Mettre en avant de nouveaux services

"Beaucoup de retailers ont profité de cette crise pour repenser le parcours consommateur. La notion de phygital, qui voit le online et l'offline s'entremêler au cours de l'expérience utilisateur, prend tout son sens", observe Sébastien Etorre. Pour rassurer les plus récalcitrants, les points de ventes physiques vont devoir faire appel au digital. "Tous les nouveaux services de type click and collect et livraison à domicile devraient avoir des poussées de fièvre, même chez les petits commerçants", prédit Jean-Christophe Hermann. Ces derniers devront exister sur le Web pour gagner en visibilité dans leur quartier, les déplacements physiques ne reprenant sans doute que tout doucement. Sébastien Etorre conseille, à ce titre, aux marques de procéder à une revue de leurs actifs digitaux pour y introduire des promesses comme la livraison à domicile. "C'est particulièrement important pour le SEA et le SEO." Les fiches Google My Business, de plus en plus consultées par les internautes, doivent mettre en avant ces nouvelles promesses.

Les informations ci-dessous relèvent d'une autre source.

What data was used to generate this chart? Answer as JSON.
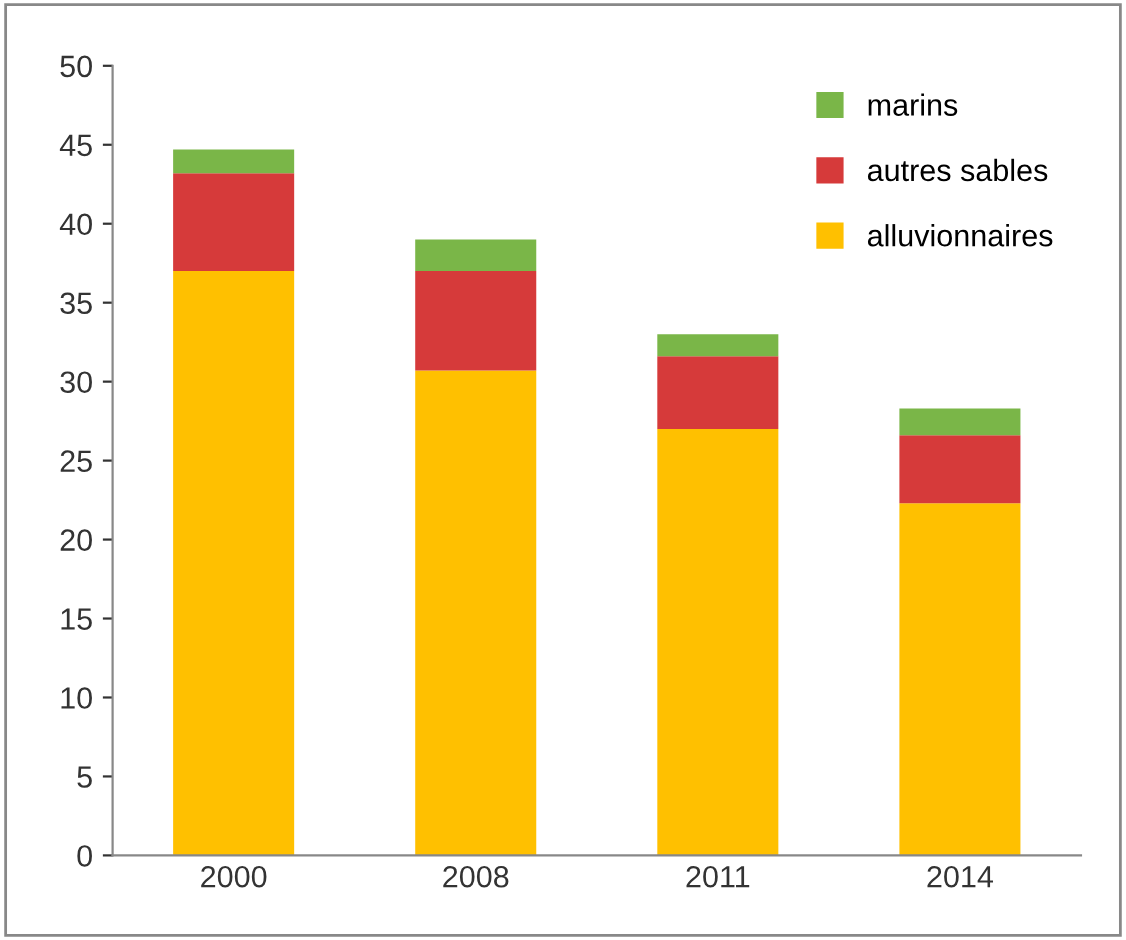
{
  "chart_data": {
    "type": "bar",
    "stacked": true,
    "categories": [
      "2000",
      "2008",
      "2011",
      "2014"
    ],
    "series": [
      {
        "name": "alluvionnaires",
        "color": "#ffc000",
        "values": [
          37,
          30.7,
          27,
          22.3
        ]
      },
      {
        "name": "autres sables",
        "color": "#d63a3a",
        "values": [
          6.2,
          6.3,
          4.6,
          4.3
        ]
      },
      {
        "name": "marins",
        "color": "#7ab648",
        "values": [
          1.5,
          2,
          1.4,
          1.7
        ]
      }
    ],
    "ylim": [
      0,
      50
    ],
    "yticks": [
      0,
      5,
      10,
      15,
      20,
      25,
      30,
      35,
      40,
      45,
      50
    ],
    "grid": false,
    "legend": "top right"
  }
}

Les points de vente vont, eux, devoir repenser leur raison d'être. "Je pense, qu'à court terme, ils devront offrir de nouveaux services, plus personnalisés, comme le conseil via une prise de rendez-vous ou la livraison à domicile, pour séduire", analyse Sébastien Etorre. Libre à chacun de se positionner quelque part entre le mini-entrepôt logistique, capable de livrer en circuit court ou long, et le magasin de showrooming, où l'expérience consommateur prime.